You can also visit town and spend your hard won gold on the more power up items (potions, weapons, armor, etc.) as well as crystals (another type of power up). In addition, you can engage in challenge levels to earn more cold hard cash by talking to a certain character.

Shallow Citadel

Sacred Citadel can be played single-player, but it’s really intended as a multiplayer game, much like its quarter-sucking arcade inspirations. You can create private or public games for some multiplayer co-op beatdown action with up to 2 additional players.

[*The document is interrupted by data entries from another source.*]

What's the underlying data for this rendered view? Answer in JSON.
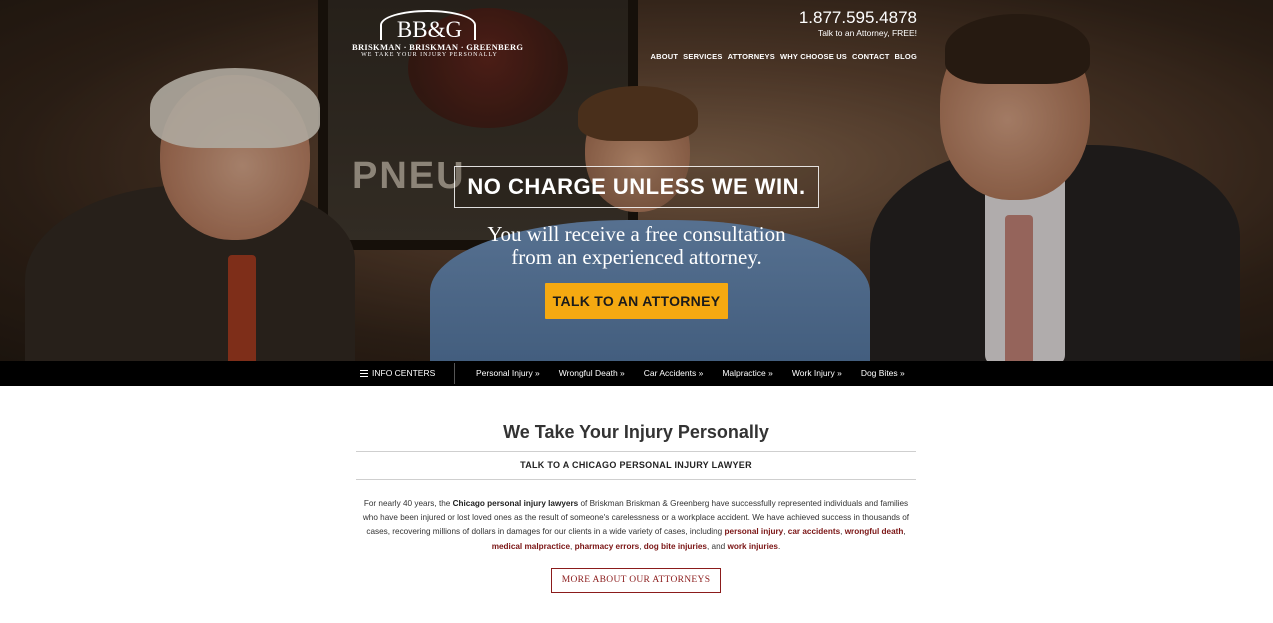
{
  "logo": {
    "mark": "BB&G",
    "name": "BRISKMAN · BRISKMAN · GREENBERG",
    "tagline": "WE TAKE YOUR INJURY PERSONALLY"
  },
  "header": {
    "phone": "1.877.595.4878",
    "phone_sub": "Talk to an Attorney, FREE!",
    "nav": [
      "ABOUT",
      "SERVICES",
      "ATTORNEYS",
      "WHY CHOOSE US",
      "CONTACT",
      "BLOG"
    ]
  },
  "hero": {
    "background_text": "PNEU",
    "headline": "NO CHARGE UNLESS WE WIN.",
    "sub_line1": "You will receive a free consultation",
    "sub_line2": "from an experienced attorney.",
    "cta": "TALK TO AN ATTORNEY",
    "cta_color": "#f5a911"
  },
  "infobar": {
    "menu_label": "INFO CENTERS",
    "links": [
      "Personal Injury »",
      "Wrongful Death »",
      "Car Accidents »",
      "Malpractice »",
      "Work Injury »",
      "Dog Bites »"
    ]
  },
  "content": {
    "title": "We Take Your Injury Personally",
    "subhead": "TALK TO A CHICAGO PERSONAL INJURY LAWYER",
    "para_1": "For nearly 40 years, the ",
    "para_bold": "Chicago personal injury lawyers",
    "para_2": " of Briskman Briskman & Greenberg have successfully represented individuals and families who have been injured or lost loved ones as the result of someone's carelessness or a workplace accident. We have achieved success in thousands of cases, recovering millions of dollars in damages for our clients in a wide variety of cases, including ",
    "link_personal_injury": "personal injury",
    "link_car_accidents": "car accidents",
    "link_wrongful_death": "wrongful death",
    "link_medical_malpractice": "medical malpractice",
    "link_pharmacy_errors": "pharmacy errors",
    "link_dog_bite": "dog bite injuries",
    "link_work_injuries": "work injuries",
    "sep_comma": ", ",
    "sep_and": ", and ",
    "period": ".",
    "button": "MORE ABOUT OUR ATTORNEYS",
    "accent_color": "#8b1b1b"
  }
}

I played multiplayer with my sons (ages 7 and 9) and let them play together as well. Sacred Citadelis definitely best played this way. As a single-player game, I suspect most players over the age of 12 will likely tire of it pretty quickly. Younger kids will probably enjoy playing it single player or multiplayer.

But as a multiplayer game played side-by-side—the same way we played the arcade games ‘back in the day’—Sacred Citadel is pretty fun. It’s easy enough for relatively younger gamers to play, and parental units can still derive some enjoyment from a little mindless co-op button mashing (and perhaps a dash of nostalgia).

Sacred Citadel seems to have some problems detecting controllers. On one PC it never detected the Razer Onza game pad connected to it. On another PC it only intermittently realized that a Razer Sabertooth gamepad was connected, sometimes defaulting to keyboard and sometimes to the gamepad. In addition, you only appear to be able to use whichever controller the game detects (gamepad/keyboard), with no ability to customize or select alternate controls. (Fortunately, my kids learned to play with either pretty easily.)

Overall: 3/5 stars

Sacred Citadel is a shallow button-masher best played with friends or family—preferably in the same room. If you can play it this way, I’d give it 4 stars—although it’s a little expensive ($30) to buy two copies in order to do that. For the casual adult single-player minded player, I’d give it 2 stars; maybe 3 if I’ve had my medication—so I’ll average those out and call it 3 stars.

If you do play alongside your kids, you can regale them with tales of yore. Choose from the following:

“In my day…

  • “…we had joysticks with ONE BUTTON, and WE LIKED IT!”
  • “… we had to walk 7 miles to the arcade, where we had to STAND UP and PAY QUARTERS for the privilege of playing games that looked way crappier than this!”
  • “… we played fantasy games with GRAPH PAPER, and DICE.”